For all the flack Billy Martin took as manager of the New York Yankees decades later, he completed the fifth-straight title for the Yanks in 1953 with a single to score Hank Bauer. I am surprised that fact did not come up more often in the heavily-advertised and dramatized ESPN mini-series The Bronx is Bruning amid the endless squabling he and Mr. Steinbrenner had.

Of the 11 walk-offs, five came in game sevens, and three of those came in an 11-year stretch from 1991 to 2001, all of them bases-loaded singles. Gene Larkin’s knock led the Twins to victory over the Atlanta Braves, Edgar Renteria’s hit scored current Milwaukee Brewers manager Craig Counsell and gave the Florida Marlins their first title, then Luis Gonzalez  hit a broken-bat bases-loaded single off Mariano Rivera for the Arizona Diamondbacks only world championship.

Two anomolies stand out in a survey of 113 boxscores as compiled by Baseball Reference: 1926 when the St.
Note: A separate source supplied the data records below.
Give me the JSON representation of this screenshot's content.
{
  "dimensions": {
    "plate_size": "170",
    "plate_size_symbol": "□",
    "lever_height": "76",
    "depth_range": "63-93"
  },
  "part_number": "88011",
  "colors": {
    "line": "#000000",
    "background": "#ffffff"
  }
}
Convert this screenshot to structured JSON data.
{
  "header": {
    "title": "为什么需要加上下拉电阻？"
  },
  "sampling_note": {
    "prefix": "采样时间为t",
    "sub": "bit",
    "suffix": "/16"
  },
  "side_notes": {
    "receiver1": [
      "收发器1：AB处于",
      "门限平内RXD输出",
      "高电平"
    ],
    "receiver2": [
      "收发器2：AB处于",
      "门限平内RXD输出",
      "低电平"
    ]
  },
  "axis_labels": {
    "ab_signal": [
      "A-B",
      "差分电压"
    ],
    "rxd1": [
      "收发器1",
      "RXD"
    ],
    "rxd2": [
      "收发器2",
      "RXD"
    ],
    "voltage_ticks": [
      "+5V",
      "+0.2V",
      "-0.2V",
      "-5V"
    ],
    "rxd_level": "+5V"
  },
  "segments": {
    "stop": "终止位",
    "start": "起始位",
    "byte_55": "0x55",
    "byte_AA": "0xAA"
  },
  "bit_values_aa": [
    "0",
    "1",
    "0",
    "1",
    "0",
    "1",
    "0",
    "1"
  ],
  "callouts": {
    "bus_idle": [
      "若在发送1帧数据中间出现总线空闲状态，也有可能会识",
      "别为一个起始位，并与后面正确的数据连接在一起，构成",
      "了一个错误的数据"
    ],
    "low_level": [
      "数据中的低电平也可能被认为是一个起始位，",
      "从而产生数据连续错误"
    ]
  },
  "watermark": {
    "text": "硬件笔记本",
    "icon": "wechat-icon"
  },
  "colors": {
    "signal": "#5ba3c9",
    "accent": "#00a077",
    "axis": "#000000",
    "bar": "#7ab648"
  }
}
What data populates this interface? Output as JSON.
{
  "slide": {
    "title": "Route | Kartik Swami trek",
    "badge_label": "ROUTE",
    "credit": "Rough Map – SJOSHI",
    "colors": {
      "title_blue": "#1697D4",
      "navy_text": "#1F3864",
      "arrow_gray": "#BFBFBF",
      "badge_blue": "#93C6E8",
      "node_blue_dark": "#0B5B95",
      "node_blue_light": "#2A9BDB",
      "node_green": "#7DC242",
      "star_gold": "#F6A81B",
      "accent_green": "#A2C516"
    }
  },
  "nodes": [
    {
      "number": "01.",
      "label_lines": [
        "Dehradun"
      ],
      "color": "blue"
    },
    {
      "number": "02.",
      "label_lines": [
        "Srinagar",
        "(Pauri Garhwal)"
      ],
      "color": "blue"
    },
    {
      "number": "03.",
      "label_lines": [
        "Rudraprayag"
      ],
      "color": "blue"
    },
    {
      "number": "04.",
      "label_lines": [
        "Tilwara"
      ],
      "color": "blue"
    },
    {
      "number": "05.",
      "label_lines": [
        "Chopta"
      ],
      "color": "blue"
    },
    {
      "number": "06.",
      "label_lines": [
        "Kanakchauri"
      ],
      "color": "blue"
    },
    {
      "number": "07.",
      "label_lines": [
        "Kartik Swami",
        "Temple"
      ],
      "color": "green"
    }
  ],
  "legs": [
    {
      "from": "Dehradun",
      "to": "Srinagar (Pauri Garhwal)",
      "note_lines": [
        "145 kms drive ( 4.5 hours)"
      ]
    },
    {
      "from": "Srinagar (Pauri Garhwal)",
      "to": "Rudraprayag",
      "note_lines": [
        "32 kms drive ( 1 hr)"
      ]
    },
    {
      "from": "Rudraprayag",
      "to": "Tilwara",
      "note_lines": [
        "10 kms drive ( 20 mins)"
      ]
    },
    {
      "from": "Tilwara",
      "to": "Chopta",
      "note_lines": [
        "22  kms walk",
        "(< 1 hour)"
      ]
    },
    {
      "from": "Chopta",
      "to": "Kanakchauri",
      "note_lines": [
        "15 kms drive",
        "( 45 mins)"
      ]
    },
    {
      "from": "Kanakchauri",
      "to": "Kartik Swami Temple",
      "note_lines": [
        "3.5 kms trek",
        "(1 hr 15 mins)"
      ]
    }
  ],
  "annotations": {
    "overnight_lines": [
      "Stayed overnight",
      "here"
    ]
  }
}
Louis Cardinals won game seven against the New York Yankees when Babe Ruth was caught stealing second base, and 1927 when the Yankees finished off Pittsburgh on a walk-off wild pitch allowing Earl Combs to score. Neither event has happened since to finish a World Series.

Most often, the baseball season ends with a ground out. 40 Series ended with a ball on the ground, most frequently thrown to first base. Twice (1921, 1947) it ended with a double play. Line drives account for four endings along with 27 fly outs, mostly to left and center field. The least common person to finish the game with the ball in his glove is the designated hitter. I am joking. It is the pitcher, having only happened four times.

There has never been an outfield assist to end a World Series finale, nor a bases-loaded walk or hit by pitch, nor has their been a dropped third strike strikeout for the last out. 19 K’s have ended the baseball season, only two (2012, 2015) are specified by Baseball Reference as looking strikeouts. If you are going down, may as well go down swinging, I guess.